My first experience with the idea of abortion was as a teen. A girl in the class behind me became pregnant after being raped by her father who was drunk. Abortions were still quietly done in those days - quietly between a doctor and patient. At first, as you can imagine, she was scorned. But many peers surrounded her, included her in all their functions, including church youth group etc., supported her through labor and delivery and beyond. I was ill and not in school for a year and a half but heard that she placed the baby for adoption - believing that though an evil had been done to her, she did not do evil to an innocent child; her integrity and self-respect were intact; the evil was clearly her father's.
I received a Master's degree in Community Mental Health Nursing and I have counseled women in every aspect of the issue. I don't understand how another woman could believe that ending a pregnancy - allowing someone to enter your womb and remove a healthy growing person, is done without any residual difficulties. Most of the women I met with - personally and professionally - were having real emotional problems sometimes decades later. Many life events would trigger grief, depression, even suicidal ideation - and not because anyone was doing them any harm, even when people were supportive. Guilt is internal. Individuals change over time, and they often regret 'choices' they made at a time they were particularly vulnerable, feeling fear/panic, not able to see far enough ahead to how carrying a child to term might actually work out. And this choice is final. No matter whether the woman finds a wonderful husband and has other children, she will never have THAT child. A future marriage, the birth of their first live child, the date of the abortion, the due-date of the aborted child and so many other life events, even those that should be a source of joy, are instead often heavily tinged with grief and regret.
There are women who get an abortion because they are given an ultimatum by their husband/significant other; those relationships are often destroyed, even when the woman holds herself fully responsible for her 'choice'. Children of those women may learn about the abortion and, even though they love their mother, there can be real pain - even rage - at being deprived of a sibling they never met. A society, civilization, is weighed in how it treats its most vulnerable. You can call this pregnancy a fetus, a bit of protoplasm, an embryo, it really doesn't matter WHAT you call it - everyone knows that this is a living human being; even the mother knows this.
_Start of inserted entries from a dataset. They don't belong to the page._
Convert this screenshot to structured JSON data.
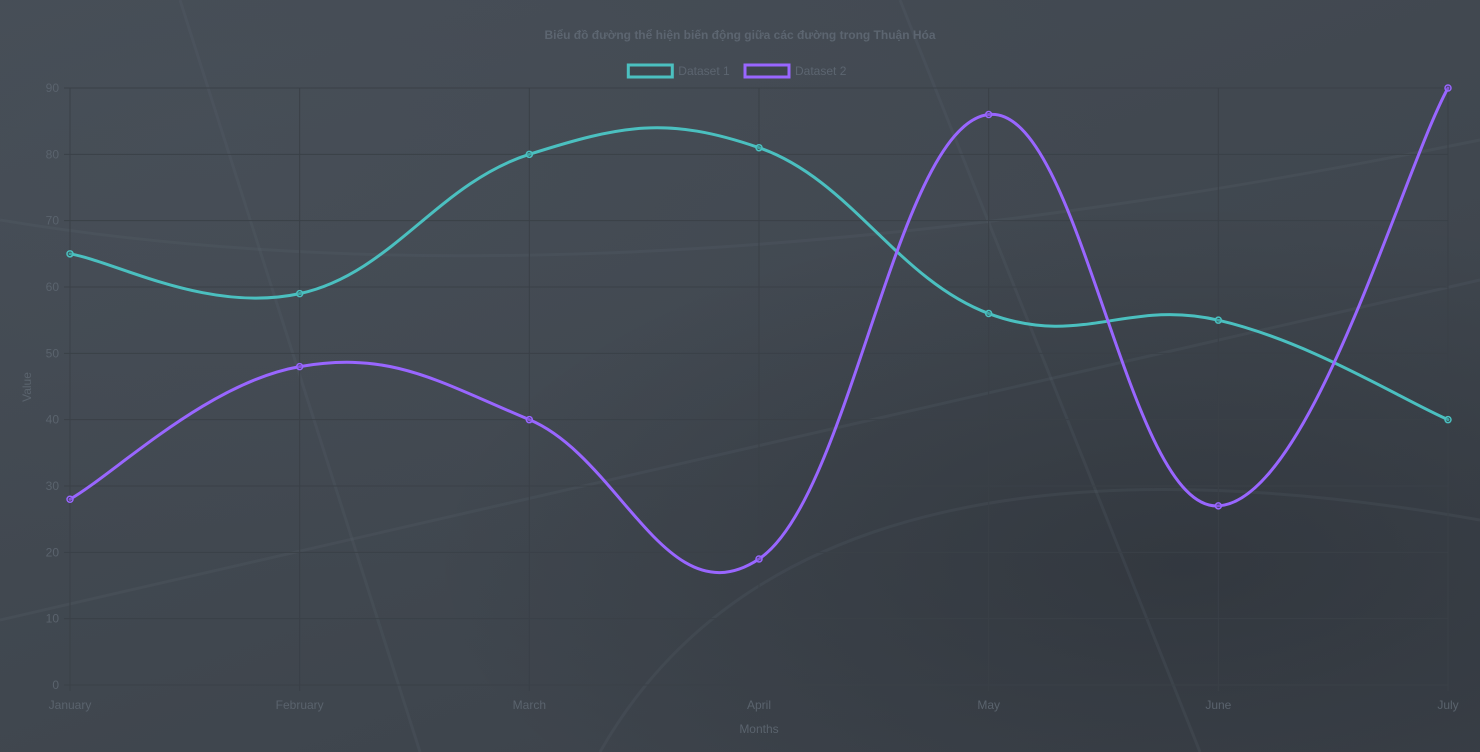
{
  "chart_data": {
    "type": "line",
    "title": "Biểu đồ đường thể hiện biến động giữa các đường trong Thuận Hóa",
    "xlabel": "Months",
    "ylabel": "Value",
    "categories": [
      "January",
      "February",
      "March",
      "April",
      "May",
      "June",
      "July"
    ],
    "ylim": [
      0,
      90
    ],
    "yticks": [
      0,
      10,
      20,
      30,
      40,
      50,
      60,
      70,
      80,
      90
    ],
    "grid": true,
    "legend_position": "top-center",
    "series": [
      {
        "name": "Dataset 1",
        "color": "#4bc0c0",
        "values": [
          65,
          59,
          80,
          81,
          56,
          55,
          40
        ]
      },
      {
        "name": "Dataset 2",
        "color": "#9966ff",
        "values": [
          28,
          48,
          40,
          19,
          86,
          27,
          90
        ]
      }
    ]
  }
}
Men come to think that offering to pay for the abortion is the extent of their responsibility and society has given them that out. Society becomes ever more crude and cruel, with less concern about anyone's else's life - only about limited resources, and everyone wants to be sure to get theirs. There is much less emphasis on duty and self-sacrifice; life is cheapened.
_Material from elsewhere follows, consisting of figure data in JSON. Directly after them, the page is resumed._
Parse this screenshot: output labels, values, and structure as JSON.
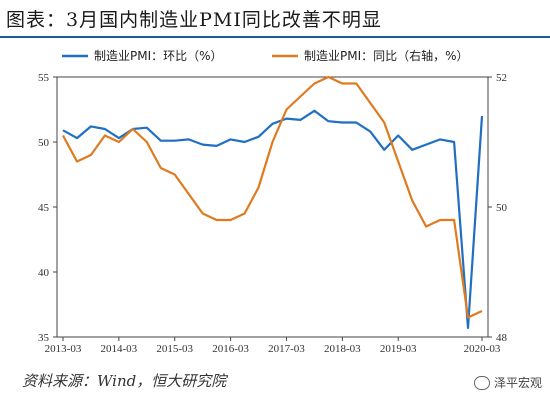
{
  "title": "图表：3月国内制造业PMI同比改善不明显",
  "source": "资料来源：Wind，恒大研究院",
  "watermark": "泽平宏观",
  "colors": {
    "left_series": "#1f6fc2",
    "right_series": "#e07a1f",
    "frame": "#1f5c99"
  },
  "chart_data": {
    "type": "line",
    "x": [
      "2013-03",
      "2013-06",
      "2013-09",
      "2013-12",
      "2014-03",
      "2014-06",
      "2014-09",
      "2014-12",
      "2015-03",
      "2015-06",
      "2015-09",
      "2015-12",
      "2016-03",
      "2016-06",
      "2016-09",
      "2016-12",
      "2017-03",
      "2017-06",
      "2017-09",
      "2017-12",
      "2018-03",
      "2018-06",
      "2018-09",
      "2018-12",
      "2019-03",
      "2019-06",
      "2019-09",
      "2019-12",
      "2020-01",
      "2020-02",
      "2020-03"
    ],
    "x_tick_labels": [
      "2013-03",
      "2014-03",
      "2015-03",
      "2016-03",
      "2017-03",
      "2018-03",
      "2019-03",
      "2020-03"
    ],
    "left_axis": {
      "ylim": [
        35,
        55
      ],
      "ticks": [
        "35",
        "40",
        "45",
        "50",
        "55"
      ]
    },
    "right_axis": {
      "ylim": [
        48,
        52
      ],
      "ticks": [
        "48",
        "50",
        "52"
      ]
    },
    "series": [
      {
        "name": "制造业PMI：环比（%）",
        "axis": "left",
        "values": [
          50.9,
          50.3,
          51.2,
          51.0,
          50.3,
          51.0,
          51.1,
          50.1,
          50.1,
          50.2,
          49.8,
          49.7,
          50.2,
          50.0,
          50.4,
          51.4,
          51.8,
          51.7,
          52.4,
          51.6,
          51.5,
          51.5,
          50.8,
          49.4,
          50.5,
          49.4,
          49.8,
          50.2,
          50.0,
          35.7,
          52.0
        ]
      },
      {
        "name": "制造业PMI：同比（右轴，%）",
        "axis": "right",
        "values": [
          51.1,
          50.7,
          50.8,
          51.1,
          51.0,
          51.2,
          51.0,
          50.6,
          50.5,
          50.2,
          49.9,
          49.8,
          49.8,
          49.9,
          50.3,
          51.0,
          51.5,
          51.7,
          51.9,
          52.0,
          51.9,
          51.9,
          51.6,
          51.3,
          50.7,
          50.1,
          49.7,
          49.8,
          49.8,
          48.3,
          48.4
        ]
      }
    ]
  }
}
And who do these women talk to? If they try to talk about their feelings, they're usually met with people telling them that it was far in the past, they should get over it and go on with their lives, and, when these supportive remarks don't provide any relief, they resort to telling them that, after all, it was their choice - they didn't have to do it. These women know that, too.
In MOST cases. a pregnancy can be avoided (rape, incest, the life of the mother are rare reasons for the 40 million abortions performed since it was believed to be legal). Preventing a pregnancy is exercising self-determination; an abortion is determining someone else's life. And, in mental health terms, it is much easier to forgive another the harm done to you, than to forgive yourself the harm you've done to another.